Pjerin jabbed the torch at the floor, then took off at a dead run. Olina had escaped her fate for as long as she was going to. He pounded across one end of the Great Hall, down a short flight of stairs, and through the kitchen, ignoring the crash of breaking crockery as he was recognized by the cook’s helper. Shoving the slack-jawed youth aside, he exploded out into the inner court. The fastest way to Olina’s rooms was around—not through—the building.
He raced past his woodpile, heard a shout of disbelief from the direction of the stables, and turned in time to see Olina swing up into the saddle. Her lips pulled off her teeth in a feral smile as she drove her spurs into the stallion’s flanks and tried to ride him down. At the last instant, he dove aside. A hoof slammed into the packed earth a prayer away from his hip. Another grazed his calf as he rolled, the glancing impact still enough to drive a cry of pain through clenched teeth. Then he was scrambling back onto his feet, rage blocking everything but his desire for revenge.
Roaring Olina’s name, Pjerin broke from between the buildings into the outer court just in time to see Fortune’s glossy hindquarters disappear out the gate.
“NO!”
* * * *
Satchel clutched in a white-knuckled grip, Lukas tottered a disbelieving step forward. “Lady?” She was abandoning him. How could she abandon him? “Lady!”
Behind him, he heard a bellow of fury. Unable to stop himself, he turned.
Lukas did not consider himself an imaginative man, but what he saw standing at the edge of the court was not the taciturn lord who allowed the kigh such license within Ohrid nor even the huge, soot-covered figure who had struck him down in Fourth Quarter. His bare and heaving chest streaked with blood, his hair a tangled mass of darkness about his shoulders, his face contorted with rage, Pjerin a’Stasiek looked like one of the old gods broke free of the Circle.
The sudden realization that with Lady Olina gone, the duc would deal instead with him, brought a rush of cold sweat dribbling down his sides.
The same realization came to the duc.
“LUKAS!”
The satchel fell from limp fingers. Fear froze him to the spot. Lukas watched his death approach, unable to move, unable to protest. Then some instinct of self-preservation broke through the paralysis, and with a shriek of terror he started to run.

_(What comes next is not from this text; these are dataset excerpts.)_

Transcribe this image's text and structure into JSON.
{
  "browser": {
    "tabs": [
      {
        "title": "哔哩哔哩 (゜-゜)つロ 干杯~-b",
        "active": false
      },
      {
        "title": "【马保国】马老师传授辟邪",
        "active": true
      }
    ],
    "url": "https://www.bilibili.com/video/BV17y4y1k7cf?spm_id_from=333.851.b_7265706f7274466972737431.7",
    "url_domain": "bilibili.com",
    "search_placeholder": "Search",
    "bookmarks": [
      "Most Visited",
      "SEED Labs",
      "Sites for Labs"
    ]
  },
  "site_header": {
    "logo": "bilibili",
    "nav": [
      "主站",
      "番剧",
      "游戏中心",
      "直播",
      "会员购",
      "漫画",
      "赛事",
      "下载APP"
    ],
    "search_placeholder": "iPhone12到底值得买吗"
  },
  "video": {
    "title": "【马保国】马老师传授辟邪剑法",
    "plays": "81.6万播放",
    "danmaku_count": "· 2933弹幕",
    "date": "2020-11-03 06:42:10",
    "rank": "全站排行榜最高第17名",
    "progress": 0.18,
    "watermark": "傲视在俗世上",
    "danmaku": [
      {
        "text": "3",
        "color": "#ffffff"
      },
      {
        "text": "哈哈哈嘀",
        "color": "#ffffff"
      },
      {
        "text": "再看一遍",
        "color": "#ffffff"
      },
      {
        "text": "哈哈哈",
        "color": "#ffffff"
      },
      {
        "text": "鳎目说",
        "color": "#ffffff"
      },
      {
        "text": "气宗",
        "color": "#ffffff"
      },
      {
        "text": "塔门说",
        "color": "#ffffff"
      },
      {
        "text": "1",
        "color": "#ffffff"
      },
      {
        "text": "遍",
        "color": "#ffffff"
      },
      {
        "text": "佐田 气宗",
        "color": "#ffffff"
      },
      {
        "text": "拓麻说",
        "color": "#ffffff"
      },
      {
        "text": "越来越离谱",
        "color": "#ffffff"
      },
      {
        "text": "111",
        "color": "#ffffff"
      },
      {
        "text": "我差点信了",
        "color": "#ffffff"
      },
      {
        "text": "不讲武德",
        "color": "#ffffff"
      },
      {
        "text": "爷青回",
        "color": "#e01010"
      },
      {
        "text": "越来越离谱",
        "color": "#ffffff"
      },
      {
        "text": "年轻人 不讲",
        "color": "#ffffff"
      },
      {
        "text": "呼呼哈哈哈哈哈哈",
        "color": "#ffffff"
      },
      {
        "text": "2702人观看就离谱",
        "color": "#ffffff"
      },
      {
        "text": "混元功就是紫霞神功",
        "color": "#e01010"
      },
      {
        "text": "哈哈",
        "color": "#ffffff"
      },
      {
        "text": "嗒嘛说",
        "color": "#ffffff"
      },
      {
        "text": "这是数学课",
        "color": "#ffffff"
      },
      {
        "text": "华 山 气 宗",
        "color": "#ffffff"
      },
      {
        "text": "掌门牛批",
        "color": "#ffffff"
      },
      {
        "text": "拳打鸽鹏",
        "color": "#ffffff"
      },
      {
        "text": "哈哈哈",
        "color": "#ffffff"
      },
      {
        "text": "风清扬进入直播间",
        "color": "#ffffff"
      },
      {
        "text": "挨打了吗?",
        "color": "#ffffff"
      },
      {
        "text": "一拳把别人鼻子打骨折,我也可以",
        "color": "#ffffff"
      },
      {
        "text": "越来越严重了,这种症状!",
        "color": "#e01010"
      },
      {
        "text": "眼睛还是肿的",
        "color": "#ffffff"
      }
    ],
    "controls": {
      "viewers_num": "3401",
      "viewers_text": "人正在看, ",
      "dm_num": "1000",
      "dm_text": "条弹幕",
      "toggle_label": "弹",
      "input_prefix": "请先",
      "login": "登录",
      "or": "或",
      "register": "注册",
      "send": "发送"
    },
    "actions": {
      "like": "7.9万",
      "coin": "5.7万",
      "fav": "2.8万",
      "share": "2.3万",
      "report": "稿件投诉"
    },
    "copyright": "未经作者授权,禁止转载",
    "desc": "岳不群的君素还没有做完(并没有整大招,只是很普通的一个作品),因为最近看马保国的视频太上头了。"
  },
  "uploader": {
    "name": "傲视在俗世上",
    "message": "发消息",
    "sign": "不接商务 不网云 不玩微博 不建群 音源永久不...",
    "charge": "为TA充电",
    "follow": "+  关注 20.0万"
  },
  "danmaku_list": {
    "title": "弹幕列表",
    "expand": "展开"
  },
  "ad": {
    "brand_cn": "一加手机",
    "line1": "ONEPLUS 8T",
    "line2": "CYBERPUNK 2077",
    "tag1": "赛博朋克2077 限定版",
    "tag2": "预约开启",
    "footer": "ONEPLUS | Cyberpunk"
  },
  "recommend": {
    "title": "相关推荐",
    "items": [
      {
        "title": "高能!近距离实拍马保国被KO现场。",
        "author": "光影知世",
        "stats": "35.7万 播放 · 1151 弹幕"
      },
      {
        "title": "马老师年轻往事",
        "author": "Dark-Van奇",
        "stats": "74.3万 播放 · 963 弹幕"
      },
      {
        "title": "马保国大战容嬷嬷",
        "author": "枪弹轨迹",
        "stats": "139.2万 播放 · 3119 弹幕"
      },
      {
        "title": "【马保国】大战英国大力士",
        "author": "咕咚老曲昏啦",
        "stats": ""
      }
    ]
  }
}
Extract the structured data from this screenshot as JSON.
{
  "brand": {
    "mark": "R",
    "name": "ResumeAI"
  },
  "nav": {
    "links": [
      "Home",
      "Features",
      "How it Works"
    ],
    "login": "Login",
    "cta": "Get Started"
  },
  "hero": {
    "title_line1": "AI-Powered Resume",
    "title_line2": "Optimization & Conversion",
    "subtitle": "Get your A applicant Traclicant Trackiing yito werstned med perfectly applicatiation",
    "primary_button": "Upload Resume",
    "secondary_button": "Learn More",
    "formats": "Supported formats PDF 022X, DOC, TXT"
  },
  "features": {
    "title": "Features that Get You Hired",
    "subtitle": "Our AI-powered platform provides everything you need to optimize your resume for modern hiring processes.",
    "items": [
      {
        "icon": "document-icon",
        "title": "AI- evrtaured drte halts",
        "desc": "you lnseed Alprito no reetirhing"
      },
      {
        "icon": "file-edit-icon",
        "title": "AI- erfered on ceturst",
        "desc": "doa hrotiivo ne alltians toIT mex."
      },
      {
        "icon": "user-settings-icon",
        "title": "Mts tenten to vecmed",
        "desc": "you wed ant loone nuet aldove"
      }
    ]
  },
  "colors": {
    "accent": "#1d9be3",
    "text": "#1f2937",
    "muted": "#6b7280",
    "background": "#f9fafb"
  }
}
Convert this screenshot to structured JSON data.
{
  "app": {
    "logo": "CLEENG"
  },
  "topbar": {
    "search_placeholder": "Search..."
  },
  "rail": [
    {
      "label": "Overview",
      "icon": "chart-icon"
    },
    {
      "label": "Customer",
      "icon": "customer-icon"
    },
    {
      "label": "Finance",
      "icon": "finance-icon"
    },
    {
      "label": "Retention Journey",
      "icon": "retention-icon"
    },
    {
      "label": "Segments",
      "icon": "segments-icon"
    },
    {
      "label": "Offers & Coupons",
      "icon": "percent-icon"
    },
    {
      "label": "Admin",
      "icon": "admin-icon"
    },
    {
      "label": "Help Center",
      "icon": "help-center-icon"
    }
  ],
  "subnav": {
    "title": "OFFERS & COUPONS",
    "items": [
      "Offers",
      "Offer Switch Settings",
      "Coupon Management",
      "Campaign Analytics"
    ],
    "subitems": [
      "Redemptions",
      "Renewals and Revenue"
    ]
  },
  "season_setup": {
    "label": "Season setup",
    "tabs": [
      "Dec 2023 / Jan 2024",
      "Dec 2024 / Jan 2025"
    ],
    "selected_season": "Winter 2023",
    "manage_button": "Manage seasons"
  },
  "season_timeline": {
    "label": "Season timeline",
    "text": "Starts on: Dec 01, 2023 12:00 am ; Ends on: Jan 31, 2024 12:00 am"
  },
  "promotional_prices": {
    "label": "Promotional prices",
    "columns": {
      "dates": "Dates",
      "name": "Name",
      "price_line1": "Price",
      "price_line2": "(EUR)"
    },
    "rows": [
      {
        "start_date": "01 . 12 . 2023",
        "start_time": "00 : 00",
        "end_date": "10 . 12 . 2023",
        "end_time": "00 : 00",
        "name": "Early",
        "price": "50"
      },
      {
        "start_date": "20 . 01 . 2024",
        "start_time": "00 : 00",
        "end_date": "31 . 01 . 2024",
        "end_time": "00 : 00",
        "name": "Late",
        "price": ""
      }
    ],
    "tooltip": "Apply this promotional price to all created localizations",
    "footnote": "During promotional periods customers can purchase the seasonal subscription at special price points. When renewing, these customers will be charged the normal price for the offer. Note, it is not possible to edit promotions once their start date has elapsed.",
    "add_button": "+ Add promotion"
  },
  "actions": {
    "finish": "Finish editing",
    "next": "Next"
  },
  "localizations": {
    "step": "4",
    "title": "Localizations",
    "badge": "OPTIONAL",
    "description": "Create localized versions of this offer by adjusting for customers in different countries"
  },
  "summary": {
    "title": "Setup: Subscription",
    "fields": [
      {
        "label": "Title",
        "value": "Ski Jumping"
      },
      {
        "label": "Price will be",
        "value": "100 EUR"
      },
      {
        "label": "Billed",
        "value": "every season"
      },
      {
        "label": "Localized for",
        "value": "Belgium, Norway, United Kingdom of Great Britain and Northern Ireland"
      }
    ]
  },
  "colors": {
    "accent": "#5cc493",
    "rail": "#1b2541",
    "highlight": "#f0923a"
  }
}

He didn’t know where he was running to. He just knew he had to escape. Plunging into the dark recesses at the base of the inner tower, he searched for sanctuary and found only the narrow, spiral stairs leading up four stories to the roof. A mistake. He should never have come inside.
Too late to go back.
Whimpering, all he could do was climb.
* * * *
His face tear-streaked, his tunic tattered, Gerek came through the gate in time to see Lukas run into the tower with his papa following close behind. Hitching his quiver and the one arrow he’d saved over his shoulder, he darted forward.
“Gerek!”
“I’m okay, Jany,” he yelled toward the edge of the court and his suddenly hysterical nurse. He could hear her crying and babbling his name, and it made him feel bad, but he had to help his papa.
* * * *
From the top of the tower, there was nowhere to run. On the one side, the mountain fell away from the tower’s base, adding even greater distance to the ground. On the other, there was only the court with its border of upturned faces.
From the stairwell came the sound of leather slapping stone. The duc was nearly on him. Lukas cringed back against the battlements.
* * * *
Annice pushed past a babbling group of servers, too astounded by the return of their duc—of both their ducs—to notice a pair of exhausted bards. Supporting much of Stasya’s weight, as well as her own, she sank gratefully into a sunny doorway where the wood and dark stone had collected all the heat of the morning.